Today's tween and teen girls are generally not mean in person. They don't have to be. Instead of personal confrontation, girls are hiding behind a screen using various social media applications to exclude, shame, and spread gossip with a click. The entire process is like a hamster running in a wheel that can't stop long enough to jump off. In order to feel empowered, girls must feel CONFIDENT! There's something amazing to be said about a young girl who is confident and uses her Girl Power to find a passion, be a really great friend, and create goals that don't include negativity. It's a process, but with the right tools and positive mentors the magical moment will arrive when a young girl finds her voice and realizes she has the potential to rock the world.
How? The journey is much like Dorothy's experience in The Wizard of Oz. Glenda had it right when she told Dorothy she had the power all along. She just had to look inside herself to find it.
1. Stick with those who support you. Worry about the quality of friends, not the quantity. Having one true friend you can count on is better than having ten who won't be there to listen and help or, even worse, spread drama. You might go through a few friends before you find a BFF but it's worth it. Be picky and gang up with girls who have the same mindset as you and are interested in the same things.

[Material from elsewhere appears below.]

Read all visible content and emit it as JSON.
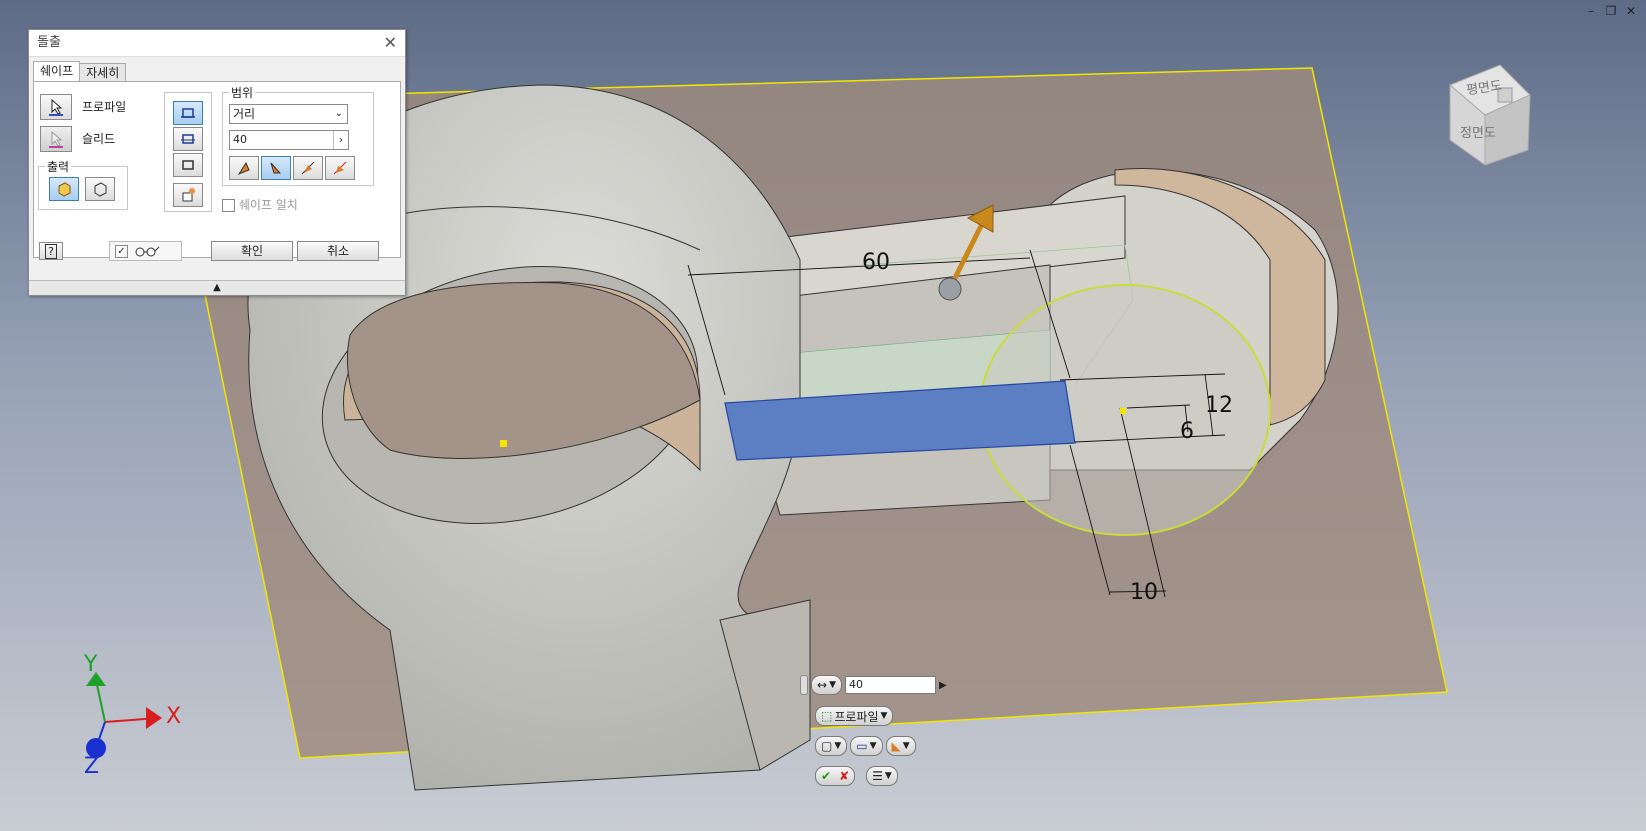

2. Ignore the drama and gossip. Don't listen!! You are just as guilty of spreading drama when you listen... even if you don't re-tell. Change the subject and move on. Listening to the latest drama/gossip is a habit and this is one habit you'll want to break early on. Girls use meanness to harness their power. If we don't listen and react we take away their power, period. Remember your BFF? Stick with her!
3. Try new things and find your passion. Get busy doing things you love instead of worrying about how many "likes" you received on the latest Instagram post. "Likes" are pretty meaningless when you are rewarded with a larger focus that lasts more than a day.
4. Points 1, 2, and 3 will help you gain confidence. Being confident will help ease the pressures of society and you will soon see that being "perfect" won't be at the top of your list. Being the best version of YOU will attract better friends and before you know it you will #BeThatGirl who is focused on her path, not everyone else's. My definition of being popular means that your group of friends empower each other in a positive direction. Before you know it, you will be rocking your confidence and Girl Power in everything you do. People will respect you for being smart, driven and kind. That's the kind of popularity that sticks forever!
5. Even though it may seem like it, Middle School and High School won't last forever. Fitting in and being accepted are some of the most important things to girls during these years. Take it from a girl who's been bullied to the point of not wanting to ever go back to school. After high school, no one cares about who was popular and all the drama and gossip is forgotten. When you think of it in this way, it's really crazy to think how much emphasis we put on being "perfect."
6. ROCK YOU & ROCK THE WORLD!! Generation Z has the opportunity to re-shape the idea of beauty and #NixTheNoise as we empower each other for good. What are you waiting for girls? Be the generation that leads by positive example and #BeThatGirl who's a Girl Above Society.